El anfitrión sigue armando «nuestro» plan. Las imágenes de la pantalla cada vez me caen peor. Las mujeres tienen ahora el pelo y el maquillaje desarreglados. Le pido que ponga otra vaina en la pantalla, pero no me presta atención. Está empecinado en el jodido plan. Tras retomar los elementos, establece que yo seré el gatillero. Él se encargará de suministrarme un carro con chofer y la pistola.

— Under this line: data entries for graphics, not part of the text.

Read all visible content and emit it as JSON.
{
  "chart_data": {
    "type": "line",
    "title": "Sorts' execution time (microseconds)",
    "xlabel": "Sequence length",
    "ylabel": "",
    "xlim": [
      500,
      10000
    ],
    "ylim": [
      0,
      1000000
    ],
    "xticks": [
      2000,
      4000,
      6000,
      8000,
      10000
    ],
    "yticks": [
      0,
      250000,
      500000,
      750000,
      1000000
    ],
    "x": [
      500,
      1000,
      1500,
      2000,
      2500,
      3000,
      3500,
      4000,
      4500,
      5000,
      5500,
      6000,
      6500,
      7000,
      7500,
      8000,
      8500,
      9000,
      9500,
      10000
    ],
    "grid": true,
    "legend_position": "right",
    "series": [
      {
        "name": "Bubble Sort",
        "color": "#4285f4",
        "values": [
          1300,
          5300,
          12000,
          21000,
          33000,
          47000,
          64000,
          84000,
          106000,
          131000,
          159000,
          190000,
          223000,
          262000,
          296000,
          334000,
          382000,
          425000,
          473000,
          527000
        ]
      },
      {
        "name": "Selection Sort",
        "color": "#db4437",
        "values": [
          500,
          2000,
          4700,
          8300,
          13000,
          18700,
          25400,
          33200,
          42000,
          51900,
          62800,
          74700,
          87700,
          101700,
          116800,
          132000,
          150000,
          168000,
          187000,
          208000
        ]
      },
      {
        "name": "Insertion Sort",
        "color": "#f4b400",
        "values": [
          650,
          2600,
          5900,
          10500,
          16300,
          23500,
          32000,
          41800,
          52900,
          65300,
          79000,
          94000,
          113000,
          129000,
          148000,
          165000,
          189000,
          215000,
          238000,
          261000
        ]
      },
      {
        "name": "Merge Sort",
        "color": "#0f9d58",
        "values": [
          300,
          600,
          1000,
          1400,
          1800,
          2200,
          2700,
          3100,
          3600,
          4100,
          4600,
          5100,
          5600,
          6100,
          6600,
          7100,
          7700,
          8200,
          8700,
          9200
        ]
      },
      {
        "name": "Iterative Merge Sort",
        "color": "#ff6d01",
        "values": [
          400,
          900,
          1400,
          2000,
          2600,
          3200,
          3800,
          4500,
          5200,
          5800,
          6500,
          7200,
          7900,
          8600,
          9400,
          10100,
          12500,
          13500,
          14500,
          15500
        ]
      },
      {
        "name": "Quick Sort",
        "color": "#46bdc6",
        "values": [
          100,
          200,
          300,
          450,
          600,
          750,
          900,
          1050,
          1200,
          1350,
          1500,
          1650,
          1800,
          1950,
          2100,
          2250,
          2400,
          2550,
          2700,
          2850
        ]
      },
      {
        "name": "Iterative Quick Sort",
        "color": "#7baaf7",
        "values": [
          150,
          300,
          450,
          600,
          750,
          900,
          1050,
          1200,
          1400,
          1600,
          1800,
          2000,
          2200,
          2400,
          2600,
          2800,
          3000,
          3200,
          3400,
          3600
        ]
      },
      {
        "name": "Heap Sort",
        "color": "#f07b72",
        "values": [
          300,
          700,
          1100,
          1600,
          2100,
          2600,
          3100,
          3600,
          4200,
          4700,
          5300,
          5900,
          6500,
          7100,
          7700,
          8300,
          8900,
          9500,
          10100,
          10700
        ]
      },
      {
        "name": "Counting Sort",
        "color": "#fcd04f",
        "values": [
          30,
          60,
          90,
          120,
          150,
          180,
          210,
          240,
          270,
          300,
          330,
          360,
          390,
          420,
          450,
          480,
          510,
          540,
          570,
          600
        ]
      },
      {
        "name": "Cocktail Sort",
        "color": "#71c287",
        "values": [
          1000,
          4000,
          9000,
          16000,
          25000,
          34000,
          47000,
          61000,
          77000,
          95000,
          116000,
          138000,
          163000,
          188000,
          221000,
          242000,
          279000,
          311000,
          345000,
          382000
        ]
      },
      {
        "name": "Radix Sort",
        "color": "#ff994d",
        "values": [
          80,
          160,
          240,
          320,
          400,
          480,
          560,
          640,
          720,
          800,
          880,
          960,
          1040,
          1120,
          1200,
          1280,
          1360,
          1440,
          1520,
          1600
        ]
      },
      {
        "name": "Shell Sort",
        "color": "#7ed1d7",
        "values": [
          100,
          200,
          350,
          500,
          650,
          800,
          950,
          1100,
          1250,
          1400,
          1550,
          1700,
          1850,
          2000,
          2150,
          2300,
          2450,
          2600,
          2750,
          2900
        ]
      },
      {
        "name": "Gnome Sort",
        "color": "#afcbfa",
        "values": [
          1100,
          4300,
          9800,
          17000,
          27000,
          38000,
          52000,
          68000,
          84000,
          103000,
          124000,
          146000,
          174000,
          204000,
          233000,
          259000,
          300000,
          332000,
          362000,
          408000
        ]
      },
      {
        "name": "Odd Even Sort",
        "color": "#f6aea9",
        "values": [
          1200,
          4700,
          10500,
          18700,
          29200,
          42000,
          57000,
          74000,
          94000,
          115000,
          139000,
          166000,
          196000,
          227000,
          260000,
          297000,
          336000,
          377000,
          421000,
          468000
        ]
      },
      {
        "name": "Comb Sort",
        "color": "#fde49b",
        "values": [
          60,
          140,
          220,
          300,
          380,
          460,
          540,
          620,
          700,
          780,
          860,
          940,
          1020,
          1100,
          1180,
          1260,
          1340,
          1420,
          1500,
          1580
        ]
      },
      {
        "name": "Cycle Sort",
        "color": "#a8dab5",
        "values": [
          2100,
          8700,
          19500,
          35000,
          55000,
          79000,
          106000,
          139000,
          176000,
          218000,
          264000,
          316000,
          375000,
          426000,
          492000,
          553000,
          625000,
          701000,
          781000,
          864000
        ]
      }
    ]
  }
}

«¿Qué opinas?», me aborda seriamente. Las piernas del adulto quedan inmóviles, como a la expectativa. «Que no», le respondo. Me pregunta otra vez y otra vez. Mi decisión es la misma. Las piernas recuperan su balanceo. El Número 15 se pone a tirar maldiciones. Grita unas malapalabras que hacen eco por toda la casa. Pero no logrará que cambie de opinión. Me parece un plan estúpido. «¿Por qué no agarras la maldita pistola y lo haces tú mismo?», le digo. Me observa con el desprecio de costumbre. Me doy cuenta de que es su manera habitual de observar a la gente.
«¿Cuál es el biberón? ¿Hacer unos malditos tiros con una pistola?», interviene Lacacho. En sus ojos hay un odio profundo. «¿Tú te atreves a hacerlo?», le reta el anfitrión. Las piernas del adulto detienen el balanceo. «Le vacío el peine de la pistola a quien sea», afirma con determinación. Las piernas se descruzan y se apoyan con firmeza en el piso. «¿Y qué más te atreverías a hacer?», inquiere la voz del adulto. «Explotar las ventanas del colegio...». «Olvídate de esa niñada del colegio... ¿Qué te atreverías a hacer? ¿Participarías en un asalto? ¿Le darías un par de tiros a alguien?». Lacacho aprueba con decisión. «¿Te gusta el dinero?», pregunta ahora con un tono tentador. «¡Más que el diablo!», le tira mi amigo. «¡Qué muchacho este!», reitera la voz con indulgencia.